In 2002 in Michigan, one of the first reports of vancomycin resistant MRSA, now dubbed VRSA, came to light. An article in Nature used to term “Superbug” to describe the vancomycin resistant organisms. Now superbug is commonly used by the media to describe any variety of antibiotic resistant bacteria. Unfortunately “superbug” is not descriptive, and has been used to headline deaths by not only MRSA, but also antibiotic resistant strains of Klebsiella pneumoniae, Clostridium difficile, Acinetobacter baumannii, Mycobacterium tuberculosis, to list a few of the dozens.
There are several classes of antibiotics, each which exert their antimicrobial action in a different way. Similarly there are several different mechanisms by which antibiotic resistance occurs. For example, aminoglycoside antibiotics are able to bind to and block the bacterial ribosome, which effectively inhibits or alters bacterial translation, resulting in cell death. Some bacteria have acquired genes that encode proteins that can bind to and modify these aminoglycoside antibiotics. Modification of the aminoglycoside renders it inert, and unable to kill the cell. Several classes of antibiotics are shown in the figure above, along with a few mechanisms of resistance. “Superbug” doesn’t describe the type of bacterial infection, nor does it inform about the mechanism of resistance.
Only 12 FDA approved antibiotics have been developed since 2000. In the 90s, 20 antibiotics were FDA approved, and 43 in the 80s. The steady decrease in antibiotic development is a result of several compounding factors.
1) A new drug takes an estimated 10 years to develop from scratch. Most drugs fail at some point between initial discovery, in vitro testing, animal testing, and clinical trials.
2) Drugs are expensive to develop. If you want a profit you make a drug that people take for life, not week like most antibiotics. This ties into point 3.
3) Antibiotic resistance is often detected within years of its initial use in the clinic. Therefore the time an antibiotic is actually relevant and useful is relatively low compared to drugs that treat arthritis or cardiovascular disease.

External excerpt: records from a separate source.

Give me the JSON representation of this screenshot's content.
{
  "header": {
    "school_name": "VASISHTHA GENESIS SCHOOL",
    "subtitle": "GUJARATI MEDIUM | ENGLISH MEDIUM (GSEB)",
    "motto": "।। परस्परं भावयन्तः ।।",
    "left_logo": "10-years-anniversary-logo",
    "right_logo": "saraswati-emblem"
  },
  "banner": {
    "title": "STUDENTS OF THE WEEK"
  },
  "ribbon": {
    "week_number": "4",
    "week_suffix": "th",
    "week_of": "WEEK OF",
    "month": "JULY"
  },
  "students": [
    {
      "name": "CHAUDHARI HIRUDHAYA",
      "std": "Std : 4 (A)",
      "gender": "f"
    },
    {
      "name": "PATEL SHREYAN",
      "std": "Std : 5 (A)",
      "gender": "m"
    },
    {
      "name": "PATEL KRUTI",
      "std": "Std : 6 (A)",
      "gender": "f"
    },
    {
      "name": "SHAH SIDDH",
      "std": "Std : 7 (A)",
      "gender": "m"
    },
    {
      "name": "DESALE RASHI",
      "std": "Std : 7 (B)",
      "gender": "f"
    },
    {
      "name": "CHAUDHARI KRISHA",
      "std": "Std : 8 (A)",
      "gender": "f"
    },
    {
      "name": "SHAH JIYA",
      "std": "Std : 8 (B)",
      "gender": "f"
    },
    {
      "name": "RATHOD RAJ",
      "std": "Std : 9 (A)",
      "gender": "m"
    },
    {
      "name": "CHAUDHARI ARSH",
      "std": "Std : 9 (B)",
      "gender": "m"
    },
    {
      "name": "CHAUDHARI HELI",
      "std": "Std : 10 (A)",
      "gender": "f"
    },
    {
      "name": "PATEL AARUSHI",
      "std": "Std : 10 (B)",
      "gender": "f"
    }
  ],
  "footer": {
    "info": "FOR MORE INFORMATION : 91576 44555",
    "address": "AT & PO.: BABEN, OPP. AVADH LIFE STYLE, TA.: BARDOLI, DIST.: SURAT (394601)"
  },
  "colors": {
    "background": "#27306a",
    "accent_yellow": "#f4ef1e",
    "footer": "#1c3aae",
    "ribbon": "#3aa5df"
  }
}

4) The low hanging fruit have been harvested, and nobody wants to pioneer the more difficult work. A majority of the antibiotic research presented at conferences, such as ICAAC, deal with betalactamases. The first antibiotic to be discovered, penicillin, is a betalactamase antibiotic. Dozens of investigators flocked to study the betalactamases after penicillin’s discovery. Graduate students and trainees from those labs then went to start their own labs, doing research on betalactamases. And now 50 years down the line, despite having a dozen classes of antibiotics, a majority of the antibiotic-focused academic labs study betalactamases. It’s easy to study betalactamases because it’s what we’ve been doing for half a decade. Moving forward is easier when the foundation is already set.
A recent article in Wired emphasized the need for more spending in the field of antibiotics. Only 1.2% of all funding from the NIH goes toward antibiotic resistance. The NIH budget has remained stagnant in the last decade, with a whopping 0.5% increase for 2015 to a grand total of ~$30 billion. To put this in perspective: The total federal budget in 2014 was ~$3.5 trillion. We don’t just need more money going toward antibiotics. We need more money going toward research in general.